Liu Bin, Wang Shanyi, Dong Qiwen, Li Shumin, Liu Xuan
IEEE Trans Nanobioscience. 2016 Jun;15(4):328-334. doi: 10.1109/TNB.2016.2555951. Epub 2016 Apr 20.
DNA-binding proteins play a pivotal role in various intra- and extra-cellular activities ranging from DNA replication to gene expression control. With the rapid development of next generation of sequencing technique, the number of protein sequences is unprecedentedly increasing. Thus it is necessary to develop computational methods to identify the DNA-binding proteins only based on the protein sequence information. In this study, a novel method called iDNA-KACC is presented, which combines the Support Vector Machine (SVM) and the auto-cross covariance transformation. The protein sequences are first converted into profile-based protein representation, and then converted into a series of fixed-length vectors by the auto-cross covariance transformation with Kmer composition.

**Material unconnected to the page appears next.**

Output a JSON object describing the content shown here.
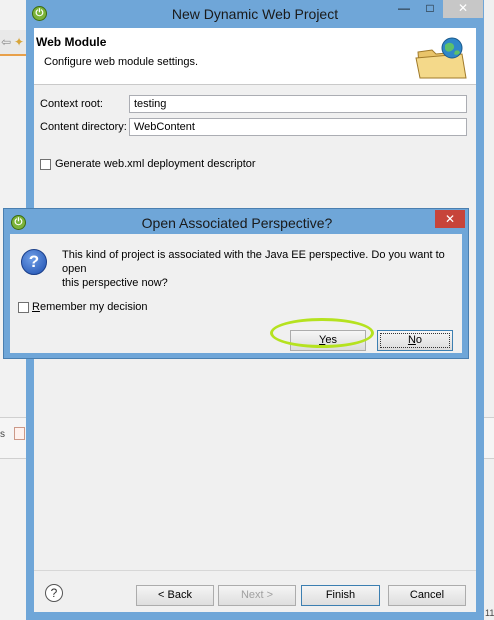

The sequence order effect can be effectively captured by this scheme. These vectors are then fed into Support Vector Machine (SVM) to discriminate the DNA-binding proteins from the non DNA-binding ones. iDNA-KACC achieves an overall accuracy of 75.16% and Matthew correlation coefficient of 0.5 by a rigorous jackknife test. Its performance is further improved by employing an ensemble learning approach, and the improved predictor is called iDNA-KACC-EL. Experimental results on an independent dataset shows that iDNA-KACC-EL outperforms all the other state-of-the-art predictors, indicating that it would be a useful computational tool for DNA binding protein identification. .
DNA结合蛋白在从DNA复制到基因表达调控等各种细胞内和细胞外活动中起着关键作用。随着下一代测序技术的迅速发展,蛋白质序列的数量正以前所未有的速度增长。因此,有必要开发仅基于蛋白质序列信息来识别DNA结合蛋白的计算方法。在本研究中,提出了一种名为iDNA-KACC的新方法,该方法结合了支持向量机(SVM)和自交叉协方差变换。首先将蛋白质序列转换为基于轮廓的蛋白质表示形式,然后通过具有Kmer组成的自交叉协方差变换将其转换为一系列固定长度的向量。该方案可以有效地捕捉序列顺序效应。然后将这些向量输入支持向量机(SVM),以区分DNA结合蛋白和非DNA结合蛋白。通过严格的留一法检验,iDNA-KACC的总体准确率达到75.16%,马修相关系数为0.5。通过采用集成学习方法,其性能进一步提高,改进后的预测器称为iDNA-KACC-EL。在一个独立数据集上的实验结果表明,iDNA-KACC-EL优于所有其他现有的预测器,表明它将是一种用于DNA结合蛋白识别的有用计算工具。